Omniscient Attacker in Stochastic Security Games with Interdependent Nodes

TL;DR

This work analyzes the vulnerability of reinforcement-learning defenders in stochastic security games to an omniscient attacker who leverages knowledge of the defender’s learning dynamics. Using a linear influence network to model interdependent security assets and neuro-dynamic programming for approximate value iteration, it recasts the problem as an MDP from the attacker’s perspective and proves existence and convergence properties for the solution. Empirically, the omniscient attacker consistently outperforms a naïve defender, with stronger exploitation when the attacker has greater modeling capacity and exploration, underscoring a significant risk in current RL-based defenses.
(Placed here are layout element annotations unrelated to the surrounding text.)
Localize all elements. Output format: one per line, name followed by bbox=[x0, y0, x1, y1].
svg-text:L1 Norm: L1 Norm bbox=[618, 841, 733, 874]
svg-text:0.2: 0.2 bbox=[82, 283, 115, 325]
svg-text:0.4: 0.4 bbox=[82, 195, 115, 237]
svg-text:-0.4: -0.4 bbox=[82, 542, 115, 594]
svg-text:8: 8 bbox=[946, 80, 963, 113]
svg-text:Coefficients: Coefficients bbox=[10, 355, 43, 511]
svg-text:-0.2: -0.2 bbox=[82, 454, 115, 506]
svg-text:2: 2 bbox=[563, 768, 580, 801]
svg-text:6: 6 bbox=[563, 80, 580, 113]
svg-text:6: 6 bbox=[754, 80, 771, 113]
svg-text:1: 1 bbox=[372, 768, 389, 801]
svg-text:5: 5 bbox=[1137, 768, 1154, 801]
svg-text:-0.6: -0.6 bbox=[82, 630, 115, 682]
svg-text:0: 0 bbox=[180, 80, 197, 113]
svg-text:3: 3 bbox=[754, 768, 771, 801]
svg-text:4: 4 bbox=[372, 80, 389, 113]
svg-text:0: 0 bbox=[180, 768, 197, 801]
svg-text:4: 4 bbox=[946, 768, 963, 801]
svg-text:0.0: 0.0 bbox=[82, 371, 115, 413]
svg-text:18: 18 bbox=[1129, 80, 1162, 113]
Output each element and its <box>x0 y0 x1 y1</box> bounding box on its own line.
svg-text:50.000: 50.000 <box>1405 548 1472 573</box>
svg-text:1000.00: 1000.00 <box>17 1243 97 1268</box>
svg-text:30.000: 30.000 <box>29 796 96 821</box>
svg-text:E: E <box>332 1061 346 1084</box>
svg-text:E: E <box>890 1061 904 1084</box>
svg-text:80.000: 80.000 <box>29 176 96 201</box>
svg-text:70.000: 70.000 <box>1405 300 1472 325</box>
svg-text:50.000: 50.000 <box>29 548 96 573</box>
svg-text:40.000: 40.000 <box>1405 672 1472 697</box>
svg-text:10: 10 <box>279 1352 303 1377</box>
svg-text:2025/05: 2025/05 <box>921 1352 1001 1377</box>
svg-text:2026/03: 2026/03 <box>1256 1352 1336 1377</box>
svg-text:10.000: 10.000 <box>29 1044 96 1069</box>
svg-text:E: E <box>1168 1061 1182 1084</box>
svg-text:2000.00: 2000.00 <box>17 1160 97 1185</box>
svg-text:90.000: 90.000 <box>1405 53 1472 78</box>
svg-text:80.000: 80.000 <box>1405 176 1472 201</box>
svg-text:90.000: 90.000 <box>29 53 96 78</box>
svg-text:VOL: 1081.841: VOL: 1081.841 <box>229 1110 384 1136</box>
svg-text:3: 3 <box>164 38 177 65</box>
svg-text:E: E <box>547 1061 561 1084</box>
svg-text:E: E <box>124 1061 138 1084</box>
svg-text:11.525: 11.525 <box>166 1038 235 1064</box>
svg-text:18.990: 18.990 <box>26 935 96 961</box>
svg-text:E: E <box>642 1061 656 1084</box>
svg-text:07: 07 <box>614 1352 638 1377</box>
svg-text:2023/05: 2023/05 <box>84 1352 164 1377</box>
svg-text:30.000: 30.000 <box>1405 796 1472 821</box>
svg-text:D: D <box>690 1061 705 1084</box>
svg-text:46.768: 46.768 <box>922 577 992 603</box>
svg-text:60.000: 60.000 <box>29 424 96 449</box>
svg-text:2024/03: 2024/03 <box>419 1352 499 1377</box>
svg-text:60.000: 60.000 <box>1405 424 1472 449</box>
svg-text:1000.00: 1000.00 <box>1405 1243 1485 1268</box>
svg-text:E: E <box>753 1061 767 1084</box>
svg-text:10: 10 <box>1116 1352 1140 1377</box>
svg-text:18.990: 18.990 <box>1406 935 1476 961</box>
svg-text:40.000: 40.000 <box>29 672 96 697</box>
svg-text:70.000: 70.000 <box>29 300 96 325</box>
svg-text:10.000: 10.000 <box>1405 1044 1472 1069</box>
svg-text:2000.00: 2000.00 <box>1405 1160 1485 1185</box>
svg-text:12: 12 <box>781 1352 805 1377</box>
The study motivates development of robust, learning-resilient defense mechanisms for critical infrastructure.

Abstract

The adoption of reinforcement learning for critical infrastructure defense introduces a vulnerability where sophisticated attackers can strategically exploit the defense algorithm's learning dynamics. While prior work addresses this vulnerability in the context of repeated normal-form games, its extension to the stochastic games remains an open research gap. We close this gap by examining stochastic security games between an RL defender and an omniscient attacker, utilizing a tractable linear influence network model. To overcome the structural limitations of prior methods, we propose and apply neuro-dynamic programming. Our experimental results demonstrate that the omniscient attacker can significantly outperform a naive defender, highlighting the critical vulnerability introduced by the learning dynamics and the effectiveness of the proposed strategy.

Figures (4)

• Figure 1: A linear influence network illustrating compromised and secured security assets. Green servers represent uncompromised assets, red servers represent compromised assets, and the blue server represents a defended asset. Shaded arrows depict interdependencies between assets: solid arrows indicate usable attack paths, and dashed arrows indicate unusable paths. The solid black arrow represents the attacker's direct attack.
• Figure 2: The illustration depicts the game model of a LIN. The left panel displays a state diagram involving three security assets, where solid lines denote state transitions based on defender and attacker actions, and dashed lines indicate a reset to the original state. The right panel illustrates the network's evolution, where edges represent the influence and vulnerability one asset exerts on another. When an asset is compromised, it is removed from the network and its influence edges are recomputed; however, securing the asset restores its original connections. Therefore, the influence matrix $I$ is stochastic. On the other hand, the vulnerability matrix $V$ is not stochastic because even a compromised asset continues to impact the vulnerabilities of others.
• Figure 3: Average discounted rewards of the attacker against different exploration levels.
• Figure 4: Average discounted rewards of the attacker with different learning models.